Over at the Liberty Law Blog, John McGinnis (Northwestern) is doing a very interesting series on Harold Berman’s seminal two-volume history of Western law, Law and Revolution. In Law and Revolution, Berman argued that the existence of competing jurisdictions, each with a valid claim on people’s loyalties, has played an essential role in Western law, going all the way back to the 11th-century investiture crisis, which dealt in part with the competing jurisdictions of canon and royal courts. In this post, McGinnis argues that legal polycentrism of the sort Berman describes can promote liberty by preventing governmental monopolies. Classical American federalism, for example, promotes liberty by dividing power between state and federal sovereigns. McGinnis wonders, though, whether federalism can do the job today, now that states claim relatively little loyalty from their citizens.

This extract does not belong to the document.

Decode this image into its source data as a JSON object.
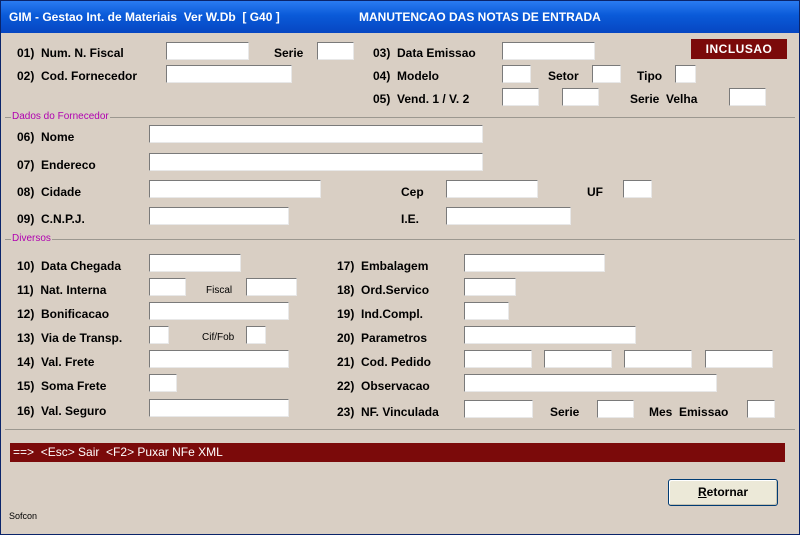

Check out the whole series.

Amar on the Establishment Clause as a Westphalian Resolution

Since the Treaty of Westphalia seems to be in the air here at CLR Forum, I thought I’d report a neat quote by renowned constitutionalist and Yale law professor Akhil Amar about the original Establishment Clause:

The original establishment clause, on a close reading, is not antiestablishment but pro-states’ rights; it is agnostic on the substantive issue of establishment versus nonestablishment and simply calls for the issue to be decided locally.  (In this respect it is the American equivalent of the European Peace of Augsburg in 1555 and the treaty of Westphalia in 1648, which decreed that religious policy would be set locally rather than imperially.) 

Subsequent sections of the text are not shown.